Volete entrare nel vortice dell’odio social? Scrivete “sciopero” e poi scappate. State sicuri di ritrovare, ore dopo, una valanga di interazioni a dir poco colorite contro i lavoratori che stanno esercitando un loro diritto.
Magari avevate avuto la carineria di allegare le motivazioni della protesta, accompagnate dalle dichiarazioni di chi prova a ribaltare il tavolo (o togliersi il giogo).
Niente, il risultato non cambia, i commenti saranno: lo fanno per allungare il fine settimana, si lamentano di un lavoro senza pensare a chi non lo trova. Arriva anche il politicuccio di turno che la definisce una campagnuccia dei sindacati, richiamando l’uso del piccione viaggiatore.
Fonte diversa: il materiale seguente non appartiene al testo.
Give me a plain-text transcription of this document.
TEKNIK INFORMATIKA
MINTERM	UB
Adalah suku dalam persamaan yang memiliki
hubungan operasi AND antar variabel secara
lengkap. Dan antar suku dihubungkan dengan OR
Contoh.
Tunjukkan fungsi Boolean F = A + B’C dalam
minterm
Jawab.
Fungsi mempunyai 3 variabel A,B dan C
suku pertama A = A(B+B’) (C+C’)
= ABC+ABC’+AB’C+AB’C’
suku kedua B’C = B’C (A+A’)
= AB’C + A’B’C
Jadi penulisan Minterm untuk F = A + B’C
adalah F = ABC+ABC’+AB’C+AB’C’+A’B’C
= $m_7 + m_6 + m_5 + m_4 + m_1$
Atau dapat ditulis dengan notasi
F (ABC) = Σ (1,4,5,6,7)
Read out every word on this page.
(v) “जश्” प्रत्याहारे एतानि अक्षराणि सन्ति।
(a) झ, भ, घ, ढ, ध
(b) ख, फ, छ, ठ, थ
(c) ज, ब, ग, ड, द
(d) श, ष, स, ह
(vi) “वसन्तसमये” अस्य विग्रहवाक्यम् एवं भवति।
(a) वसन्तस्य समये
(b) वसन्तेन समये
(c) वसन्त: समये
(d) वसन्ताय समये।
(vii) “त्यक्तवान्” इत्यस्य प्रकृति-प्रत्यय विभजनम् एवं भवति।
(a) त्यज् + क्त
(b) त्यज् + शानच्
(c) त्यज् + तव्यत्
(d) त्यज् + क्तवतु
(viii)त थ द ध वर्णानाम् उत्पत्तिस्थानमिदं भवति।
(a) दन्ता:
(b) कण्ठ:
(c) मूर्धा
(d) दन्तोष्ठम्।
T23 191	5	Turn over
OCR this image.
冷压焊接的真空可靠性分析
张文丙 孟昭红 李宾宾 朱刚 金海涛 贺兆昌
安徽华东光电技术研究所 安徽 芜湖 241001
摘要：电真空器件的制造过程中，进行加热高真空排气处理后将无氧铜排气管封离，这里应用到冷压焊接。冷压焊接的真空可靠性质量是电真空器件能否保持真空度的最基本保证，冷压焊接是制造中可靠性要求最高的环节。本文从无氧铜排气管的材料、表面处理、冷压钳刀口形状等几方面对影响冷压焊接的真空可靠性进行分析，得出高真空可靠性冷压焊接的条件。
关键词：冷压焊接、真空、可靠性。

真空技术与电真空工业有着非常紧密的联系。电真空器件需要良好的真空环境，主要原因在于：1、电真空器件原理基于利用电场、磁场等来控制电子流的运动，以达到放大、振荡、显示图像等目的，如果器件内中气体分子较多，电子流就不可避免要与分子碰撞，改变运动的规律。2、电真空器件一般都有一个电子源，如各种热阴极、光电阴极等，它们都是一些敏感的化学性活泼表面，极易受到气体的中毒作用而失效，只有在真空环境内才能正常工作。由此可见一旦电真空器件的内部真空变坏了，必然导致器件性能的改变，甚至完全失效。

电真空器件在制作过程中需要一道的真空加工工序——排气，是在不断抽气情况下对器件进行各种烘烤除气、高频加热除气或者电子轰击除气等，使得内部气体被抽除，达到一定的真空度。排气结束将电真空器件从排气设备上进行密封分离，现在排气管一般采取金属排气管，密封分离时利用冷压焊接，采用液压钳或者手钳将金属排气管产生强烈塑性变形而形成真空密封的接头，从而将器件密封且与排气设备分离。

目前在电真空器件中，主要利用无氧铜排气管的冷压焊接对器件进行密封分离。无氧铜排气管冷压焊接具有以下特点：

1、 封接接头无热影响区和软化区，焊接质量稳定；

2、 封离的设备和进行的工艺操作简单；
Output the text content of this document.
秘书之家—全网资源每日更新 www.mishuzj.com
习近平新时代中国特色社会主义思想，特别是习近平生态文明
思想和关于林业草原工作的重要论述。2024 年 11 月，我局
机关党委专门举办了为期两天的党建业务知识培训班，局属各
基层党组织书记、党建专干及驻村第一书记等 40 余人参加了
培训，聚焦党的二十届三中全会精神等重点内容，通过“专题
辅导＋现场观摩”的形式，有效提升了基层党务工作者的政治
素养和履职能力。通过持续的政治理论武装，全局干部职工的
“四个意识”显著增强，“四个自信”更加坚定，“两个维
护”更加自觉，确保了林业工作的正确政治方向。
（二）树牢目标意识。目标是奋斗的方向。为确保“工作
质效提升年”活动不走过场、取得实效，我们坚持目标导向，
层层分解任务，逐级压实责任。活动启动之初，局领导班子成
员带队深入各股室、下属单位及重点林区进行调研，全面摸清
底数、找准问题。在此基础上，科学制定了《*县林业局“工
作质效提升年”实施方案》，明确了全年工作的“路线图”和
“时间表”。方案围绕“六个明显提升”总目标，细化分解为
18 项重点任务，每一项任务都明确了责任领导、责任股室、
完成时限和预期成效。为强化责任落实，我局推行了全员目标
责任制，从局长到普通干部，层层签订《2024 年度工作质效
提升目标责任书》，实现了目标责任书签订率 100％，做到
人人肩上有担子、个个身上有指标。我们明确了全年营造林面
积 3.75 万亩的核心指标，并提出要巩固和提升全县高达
I più accorti, si preoccuperanno che la multinazionale di turno (prendiamone una a caso, Amazon), stanca delle proteste, potrebbe scegliere altri mercati e delocalizzare.
Non sempre lo sciopero è stato utilizzato nella maniera migliore, prendiamone atto; ed è anche vero che i sindacati ne hanno fatto un’arma spuntata. Ma ci sono situazioni in cui solo un disagio come l’interruzione della catena produttiva può rimettere in discussione le condizioni lavorative. Invitiamo alla lettura di questo articolo per capire di cosa stiamo parlando https://it.businessinsider.com/due-dipendenti-amazon-raccontano-linferno-del-centro-di-smistamento-di-piacenza
Quello che più ci preme sottolineare è la totale mancanza di empatia umana e l’incapacità di solidarizzare con delle persone che stanno subendo un sopruso. Si guarda al rendimento, al proprio interesse e comodo, alla produttività, al mercato, al capitale. Non si considera più l’uomo che dovrebbe lavorare per vivere e non viceversa. Non ci si indigna di fronte ad un basso salario, a turni estenuanti, al grande fratello che controlla, alla necessità di cure antidepressive per mantenere il ritmo. Lo si fa perché il servizio potrebbe ritardare la consegna dell’oggetto ordinato, senza il quale la vita non avrebbe senso (ma davvero?!)
Non si considera che ci sono persone che non possono dire di no a quel lavoro aberrante e, proprio per questo, possono essere trattate come bestie. Ci si preoccupa che la Cina invada il mercato ma non che venga applicato il suo modello lavorativo. Macchine e non uomini.
Dovremmo, al contrario, solidarizzare con questi lavoratori, capire che la loro lotta è contro un modello di dequalificazione della vita. Nascere, lavorare, correre e crepare male. Senza tregua e senza neanche profitto. Beh, se questo è il futuro che auspichiamo per i nostri figli, abbiamo davvero un bel problema.